Diakui, seperti taman nasional lainnya, wilayah TNKS adalah milik dunia. Kerusakan terhadapnya berarti citra buruk bagi negeri ini, sehingga penjagaan terhadap kelestarian TNKS dari tangan-tangan jahil mutlak dilakukan. Karena itu, tak mengherankan bila pemerintah mengambil tindakan ekstra ketat untuk melindungi tempat yang disebut-sebut sebagi paru-paru dunia itu.
Namun sayang, tindakan pengamanan terhadap beberapa tanaman nasional oleh pemerintah terkadang terlalu berlebihan. Demi alasan konservasi, kelestarian lingkungan, pemerintah rela memaksa rakyat yang sejak dulu tinggal di tempat tersebut untuk pindah tempat. Akibatnya, ribuan manusia yang hidupnya tergantung pada hutan tak menentu lagi nasibnya. 

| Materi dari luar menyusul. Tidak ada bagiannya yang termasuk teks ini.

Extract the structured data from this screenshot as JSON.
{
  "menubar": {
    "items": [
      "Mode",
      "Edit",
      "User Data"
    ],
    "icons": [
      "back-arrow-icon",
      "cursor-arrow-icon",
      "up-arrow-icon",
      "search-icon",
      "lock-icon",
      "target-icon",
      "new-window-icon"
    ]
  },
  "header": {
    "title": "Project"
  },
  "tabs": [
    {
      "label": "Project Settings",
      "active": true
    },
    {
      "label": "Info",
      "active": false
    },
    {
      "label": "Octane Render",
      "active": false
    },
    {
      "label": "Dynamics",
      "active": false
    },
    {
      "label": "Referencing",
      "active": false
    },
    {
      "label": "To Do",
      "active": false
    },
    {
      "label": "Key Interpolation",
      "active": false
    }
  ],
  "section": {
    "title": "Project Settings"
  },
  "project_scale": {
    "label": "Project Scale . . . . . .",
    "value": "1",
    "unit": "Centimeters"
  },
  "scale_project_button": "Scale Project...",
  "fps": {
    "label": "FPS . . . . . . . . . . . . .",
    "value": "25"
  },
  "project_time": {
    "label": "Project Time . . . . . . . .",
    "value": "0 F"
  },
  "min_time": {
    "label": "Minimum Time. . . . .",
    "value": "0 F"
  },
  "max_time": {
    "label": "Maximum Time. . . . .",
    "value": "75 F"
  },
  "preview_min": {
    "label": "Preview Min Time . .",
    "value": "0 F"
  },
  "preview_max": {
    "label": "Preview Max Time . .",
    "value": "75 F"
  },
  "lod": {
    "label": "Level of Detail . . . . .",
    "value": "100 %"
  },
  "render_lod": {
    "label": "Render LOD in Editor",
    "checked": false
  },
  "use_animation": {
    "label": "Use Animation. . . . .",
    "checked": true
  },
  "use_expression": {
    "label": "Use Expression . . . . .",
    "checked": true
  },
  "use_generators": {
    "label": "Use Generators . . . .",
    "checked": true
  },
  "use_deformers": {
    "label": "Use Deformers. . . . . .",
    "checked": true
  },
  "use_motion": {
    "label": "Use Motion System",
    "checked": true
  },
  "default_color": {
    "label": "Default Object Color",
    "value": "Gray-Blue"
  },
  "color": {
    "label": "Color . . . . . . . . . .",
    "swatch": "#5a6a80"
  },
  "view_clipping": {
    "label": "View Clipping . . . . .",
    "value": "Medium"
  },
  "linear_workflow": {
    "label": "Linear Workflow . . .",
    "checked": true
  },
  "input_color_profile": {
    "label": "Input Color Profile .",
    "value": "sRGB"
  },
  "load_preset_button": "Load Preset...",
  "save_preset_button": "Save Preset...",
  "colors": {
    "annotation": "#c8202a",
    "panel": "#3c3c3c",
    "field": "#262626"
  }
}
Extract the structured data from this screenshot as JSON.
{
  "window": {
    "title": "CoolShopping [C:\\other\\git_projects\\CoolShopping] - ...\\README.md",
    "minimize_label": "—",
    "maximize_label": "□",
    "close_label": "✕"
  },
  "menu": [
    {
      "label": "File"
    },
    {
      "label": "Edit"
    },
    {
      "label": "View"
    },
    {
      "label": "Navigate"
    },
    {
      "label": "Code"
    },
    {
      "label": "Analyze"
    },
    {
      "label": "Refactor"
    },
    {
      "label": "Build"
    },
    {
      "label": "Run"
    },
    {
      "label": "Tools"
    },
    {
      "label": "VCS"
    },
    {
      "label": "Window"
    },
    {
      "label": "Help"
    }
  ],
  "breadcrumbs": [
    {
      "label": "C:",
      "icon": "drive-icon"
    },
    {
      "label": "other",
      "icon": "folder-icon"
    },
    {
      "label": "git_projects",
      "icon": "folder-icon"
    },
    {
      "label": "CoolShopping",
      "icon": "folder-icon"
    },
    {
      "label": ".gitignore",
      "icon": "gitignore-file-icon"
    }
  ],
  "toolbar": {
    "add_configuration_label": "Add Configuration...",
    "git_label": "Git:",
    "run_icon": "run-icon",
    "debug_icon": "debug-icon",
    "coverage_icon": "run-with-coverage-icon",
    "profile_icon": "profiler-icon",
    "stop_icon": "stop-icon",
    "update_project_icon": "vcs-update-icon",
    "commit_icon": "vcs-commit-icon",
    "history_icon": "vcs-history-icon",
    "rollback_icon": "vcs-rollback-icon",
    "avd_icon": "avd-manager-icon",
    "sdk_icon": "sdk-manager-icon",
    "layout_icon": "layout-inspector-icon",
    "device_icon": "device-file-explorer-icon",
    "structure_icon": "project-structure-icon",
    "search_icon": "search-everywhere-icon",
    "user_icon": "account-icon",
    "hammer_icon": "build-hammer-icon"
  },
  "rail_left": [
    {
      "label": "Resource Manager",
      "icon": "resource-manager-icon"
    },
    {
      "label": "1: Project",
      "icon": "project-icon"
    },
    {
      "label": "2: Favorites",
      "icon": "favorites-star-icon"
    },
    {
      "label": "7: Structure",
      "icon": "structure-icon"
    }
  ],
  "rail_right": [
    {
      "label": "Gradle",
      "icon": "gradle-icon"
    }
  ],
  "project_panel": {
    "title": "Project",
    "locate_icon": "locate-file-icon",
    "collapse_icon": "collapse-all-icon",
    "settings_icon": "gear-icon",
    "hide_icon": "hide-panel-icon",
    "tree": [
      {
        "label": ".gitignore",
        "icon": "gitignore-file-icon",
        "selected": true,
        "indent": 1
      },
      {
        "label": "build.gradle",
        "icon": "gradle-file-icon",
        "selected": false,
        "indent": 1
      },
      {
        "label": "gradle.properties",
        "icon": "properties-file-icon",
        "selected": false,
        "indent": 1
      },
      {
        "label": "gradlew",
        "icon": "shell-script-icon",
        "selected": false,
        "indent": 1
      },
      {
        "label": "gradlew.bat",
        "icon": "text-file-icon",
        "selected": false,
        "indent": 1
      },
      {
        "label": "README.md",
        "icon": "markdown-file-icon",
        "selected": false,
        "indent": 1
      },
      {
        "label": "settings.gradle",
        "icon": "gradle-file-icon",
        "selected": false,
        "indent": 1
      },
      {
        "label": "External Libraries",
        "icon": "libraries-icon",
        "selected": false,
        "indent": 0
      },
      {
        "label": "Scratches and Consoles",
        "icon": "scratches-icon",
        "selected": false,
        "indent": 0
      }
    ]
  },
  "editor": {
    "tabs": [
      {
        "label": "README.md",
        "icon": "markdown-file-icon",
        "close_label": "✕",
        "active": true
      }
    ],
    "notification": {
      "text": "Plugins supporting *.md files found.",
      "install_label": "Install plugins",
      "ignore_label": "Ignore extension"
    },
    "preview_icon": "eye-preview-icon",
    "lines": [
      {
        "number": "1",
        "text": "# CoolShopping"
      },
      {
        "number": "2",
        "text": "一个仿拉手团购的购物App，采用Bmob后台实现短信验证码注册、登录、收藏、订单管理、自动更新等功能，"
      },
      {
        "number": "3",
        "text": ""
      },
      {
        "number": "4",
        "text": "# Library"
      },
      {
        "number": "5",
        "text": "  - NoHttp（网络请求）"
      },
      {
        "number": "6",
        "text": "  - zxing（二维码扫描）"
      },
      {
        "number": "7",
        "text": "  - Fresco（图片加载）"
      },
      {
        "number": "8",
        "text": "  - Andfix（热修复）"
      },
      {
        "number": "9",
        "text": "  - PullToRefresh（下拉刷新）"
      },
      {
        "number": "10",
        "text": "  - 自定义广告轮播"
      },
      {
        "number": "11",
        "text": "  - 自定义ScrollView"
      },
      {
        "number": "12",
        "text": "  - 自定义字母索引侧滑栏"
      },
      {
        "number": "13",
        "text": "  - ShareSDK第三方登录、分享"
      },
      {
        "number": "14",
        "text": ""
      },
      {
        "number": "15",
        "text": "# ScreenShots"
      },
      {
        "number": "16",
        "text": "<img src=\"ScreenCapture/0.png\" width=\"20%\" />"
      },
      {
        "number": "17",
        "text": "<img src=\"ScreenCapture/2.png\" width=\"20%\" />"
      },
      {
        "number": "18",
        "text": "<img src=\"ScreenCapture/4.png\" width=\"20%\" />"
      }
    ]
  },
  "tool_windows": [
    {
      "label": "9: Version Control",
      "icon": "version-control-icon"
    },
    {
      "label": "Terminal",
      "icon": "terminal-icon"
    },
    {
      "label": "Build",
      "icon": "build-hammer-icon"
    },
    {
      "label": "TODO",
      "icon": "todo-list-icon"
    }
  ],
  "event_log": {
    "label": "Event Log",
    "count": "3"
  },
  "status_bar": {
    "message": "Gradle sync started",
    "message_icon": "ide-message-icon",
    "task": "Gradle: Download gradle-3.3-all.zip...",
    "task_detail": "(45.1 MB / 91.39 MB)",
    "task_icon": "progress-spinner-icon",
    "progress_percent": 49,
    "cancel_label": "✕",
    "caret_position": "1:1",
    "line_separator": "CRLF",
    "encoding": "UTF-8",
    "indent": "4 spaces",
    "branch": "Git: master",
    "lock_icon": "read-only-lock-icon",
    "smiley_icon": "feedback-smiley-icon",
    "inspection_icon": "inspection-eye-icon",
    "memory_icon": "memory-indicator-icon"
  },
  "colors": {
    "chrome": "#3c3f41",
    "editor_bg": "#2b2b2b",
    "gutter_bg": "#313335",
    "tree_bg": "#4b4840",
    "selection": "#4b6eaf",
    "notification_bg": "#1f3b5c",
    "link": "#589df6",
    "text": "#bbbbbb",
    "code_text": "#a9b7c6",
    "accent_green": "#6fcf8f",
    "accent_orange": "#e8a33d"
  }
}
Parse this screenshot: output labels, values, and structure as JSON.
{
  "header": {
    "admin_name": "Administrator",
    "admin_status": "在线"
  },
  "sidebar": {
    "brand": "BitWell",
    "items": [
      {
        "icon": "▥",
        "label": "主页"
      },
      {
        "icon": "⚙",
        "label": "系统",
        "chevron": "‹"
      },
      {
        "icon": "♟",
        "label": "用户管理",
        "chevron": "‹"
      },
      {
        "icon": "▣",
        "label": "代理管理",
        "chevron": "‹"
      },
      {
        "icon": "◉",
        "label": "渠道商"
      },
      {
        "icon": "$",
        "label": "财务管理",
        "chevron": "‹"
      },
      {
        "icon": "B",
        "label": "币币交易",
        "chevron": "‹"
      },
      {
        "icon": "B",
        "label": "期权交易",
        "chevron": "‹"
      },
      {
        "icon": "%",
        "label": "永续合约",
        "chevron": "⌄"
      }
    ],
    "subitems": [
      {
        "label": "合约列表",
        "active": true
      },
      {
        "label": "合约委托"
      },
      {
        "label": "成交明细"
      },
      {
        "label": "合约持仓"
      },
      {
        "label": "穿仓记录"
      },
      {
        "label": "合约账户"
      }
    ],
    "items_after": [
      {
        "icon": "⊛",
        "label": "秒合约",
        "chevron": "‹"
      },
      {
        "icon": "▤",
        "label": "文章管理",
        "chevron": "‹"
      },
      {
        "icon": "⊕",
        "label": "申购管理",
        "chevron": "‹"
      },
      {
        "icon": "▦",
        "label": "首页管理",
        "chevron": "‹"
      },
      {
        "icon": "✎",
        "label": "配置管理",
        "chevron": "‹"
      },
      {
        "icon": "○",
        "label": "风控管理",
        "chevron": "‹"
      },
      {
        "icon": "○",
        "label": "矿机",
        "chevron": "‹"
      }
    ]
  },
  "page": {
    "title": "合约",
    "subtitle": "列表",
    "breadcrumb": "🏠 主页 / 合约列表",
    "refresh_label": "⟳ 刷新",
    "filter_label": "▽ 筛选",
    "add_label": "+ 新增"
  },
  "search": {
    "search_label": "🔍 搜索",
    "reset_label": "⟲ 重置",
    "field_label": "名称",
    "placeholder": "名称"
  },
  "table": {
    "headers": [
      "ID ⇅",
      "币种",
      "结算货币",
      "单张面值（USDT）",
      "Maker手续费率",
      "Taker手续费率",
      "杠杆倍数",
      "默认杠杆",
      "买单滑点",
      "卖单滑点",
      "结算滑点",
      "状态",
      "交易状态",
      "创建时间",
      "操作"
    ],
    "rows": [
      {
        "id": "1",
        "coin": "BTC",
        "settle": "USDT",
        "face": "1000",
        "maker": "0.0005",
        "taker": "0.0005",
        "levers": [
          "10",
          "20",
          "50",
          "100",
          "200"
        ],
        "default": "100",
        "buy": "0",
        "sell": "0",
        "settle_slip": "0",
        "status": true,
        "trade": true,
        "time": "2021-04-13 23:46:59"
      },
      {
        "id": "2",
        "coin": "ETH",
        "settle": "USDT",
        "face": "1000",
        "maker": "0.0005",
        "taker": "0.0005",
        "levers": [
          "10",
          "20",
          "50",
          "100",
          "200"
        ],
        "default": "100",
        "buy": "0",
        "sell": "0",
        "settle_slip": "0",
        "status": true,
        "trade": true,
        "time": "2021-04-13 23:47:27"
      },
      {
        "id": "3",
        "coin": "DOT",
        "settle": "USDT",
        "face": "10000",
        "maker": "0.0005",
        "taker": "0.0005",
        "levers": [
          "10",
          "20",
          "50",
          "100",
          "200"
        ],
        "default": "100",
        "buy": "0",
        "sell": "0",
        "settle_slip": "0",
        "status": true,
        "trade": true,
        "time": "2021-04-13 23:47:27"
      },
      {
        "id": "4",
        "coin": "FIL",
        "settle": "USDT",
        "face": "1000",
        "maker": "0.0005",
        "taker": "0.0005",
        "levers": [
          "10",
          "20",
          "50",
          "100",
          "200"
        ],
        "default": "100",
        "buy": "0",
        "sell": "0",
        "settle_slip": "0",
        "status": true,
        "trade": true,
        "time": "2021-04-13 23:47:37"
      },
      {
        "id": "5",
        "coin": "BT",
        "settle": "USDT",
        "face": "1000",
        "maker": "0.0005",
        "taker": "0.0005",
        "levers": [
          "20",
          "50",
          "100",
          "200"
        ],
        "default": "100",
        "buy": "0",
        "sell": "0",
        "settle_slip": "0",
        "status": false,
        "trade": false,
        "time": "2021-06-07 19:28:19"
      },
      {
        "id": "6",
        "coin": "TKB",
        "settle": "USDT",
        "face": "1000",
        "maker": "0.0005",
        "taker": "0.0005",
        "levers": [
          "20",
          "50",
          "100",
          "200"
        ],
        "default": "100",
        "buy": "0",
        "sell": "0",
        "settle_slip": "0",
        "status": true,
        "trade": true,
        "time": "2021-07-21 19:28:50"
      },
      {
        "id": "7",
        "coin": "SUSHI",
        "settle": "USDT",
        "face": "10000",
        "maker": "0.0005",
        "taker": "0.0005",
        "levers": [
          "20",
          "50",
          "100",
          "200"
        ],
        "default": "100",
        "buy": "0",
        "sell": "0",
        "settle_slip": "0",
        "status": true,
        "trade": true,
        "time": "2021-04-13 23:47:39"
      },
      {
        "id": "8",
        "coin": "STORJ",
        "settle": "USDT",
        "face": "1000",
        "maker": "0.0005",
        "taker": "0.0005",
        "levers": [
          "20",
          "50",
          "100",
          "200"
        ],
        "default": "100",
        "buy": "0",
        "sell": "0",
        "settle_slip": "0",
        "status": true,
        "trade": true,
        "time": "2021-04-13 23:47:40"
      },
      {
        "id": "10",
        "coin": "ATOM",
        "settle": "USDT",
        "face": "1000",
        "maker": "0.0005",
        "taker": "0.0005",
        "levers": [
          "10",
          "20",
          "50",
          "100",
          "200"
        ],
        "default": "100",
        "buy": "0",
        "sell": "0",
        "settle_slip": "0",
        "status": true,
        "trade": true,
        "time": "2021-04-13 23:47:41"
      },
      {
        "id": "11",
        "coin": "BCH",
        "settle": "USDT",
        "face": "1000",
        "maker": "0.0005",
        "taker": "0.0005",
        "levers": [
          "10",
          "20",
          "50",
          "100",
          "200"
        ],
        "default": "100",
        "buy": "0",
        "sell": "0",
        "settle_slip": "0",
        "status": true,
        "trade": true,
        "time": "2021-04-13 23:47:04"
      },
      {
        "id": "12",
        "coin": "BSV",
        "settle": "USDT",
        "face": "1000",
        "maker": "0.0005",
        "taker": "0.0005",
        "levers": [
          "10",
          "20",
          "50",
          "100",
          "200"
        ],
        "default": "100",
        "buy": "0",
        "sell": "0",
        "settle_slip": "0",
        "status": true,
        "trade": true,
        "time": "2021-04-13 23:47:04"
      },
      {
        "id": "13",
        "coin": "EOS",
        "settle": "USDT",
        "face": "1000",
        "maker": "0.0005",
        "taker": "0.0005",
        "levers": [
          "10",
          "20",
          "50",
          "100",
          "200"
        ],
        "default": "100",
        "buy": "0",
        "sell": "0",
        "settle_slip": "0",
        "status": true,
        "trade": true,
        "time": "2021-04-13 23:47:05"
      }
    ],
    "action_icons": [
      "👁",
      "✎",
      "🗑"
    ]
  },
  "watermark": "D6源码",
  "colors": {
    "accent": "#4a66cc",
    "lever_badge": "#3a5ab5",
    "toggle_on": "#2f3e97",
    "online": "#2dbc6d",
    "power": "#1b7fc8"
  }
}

Hal inilah yang terjadi di TNKS, menurut Fatrolazi, ketua komisi B DPRD Rejang Lebong, seperti dikutip harian bengkulu jaya, mengatakan pematokan tata batas TNKS dan hutan lindung telah memasung hak-hak warga Rejang Lebong yang hidup di sekitar kawasan TNKS. Padahal, ada ribuan warga yang menggantungkan hidupnya dari TNKS dan hutan lindung. 

Sejak itu, lanjut Fatrolazi, akses warga ke kawasan TNKS tertutup sudah. Warga dilarang masuk kawasan TNKS apapun alasannya. Padahal, dulu sebelum kawasan itu dipatok sebagai TNKS, warga dapat bebas masuk hutan untuk mengambil keperluan sehari-hari dari kekayaan alam yang tersimpan di kawasan TNKS. Tapi sekarang, mereka harus berhadapan dengan bedil-bedil aparat militer dan ancaman masuk penjara. Sebab, tinteng-tinteng militer yang berpatroli setiap saat di sekitar kawasan TNKS siap mengejar, menangkap lalu memasukkan mereka ke penjara bila kedapatan masuk kawasan TNKS. Tidak hanya itu tuduhan sebagai perambah hutan harus pula ditangung. 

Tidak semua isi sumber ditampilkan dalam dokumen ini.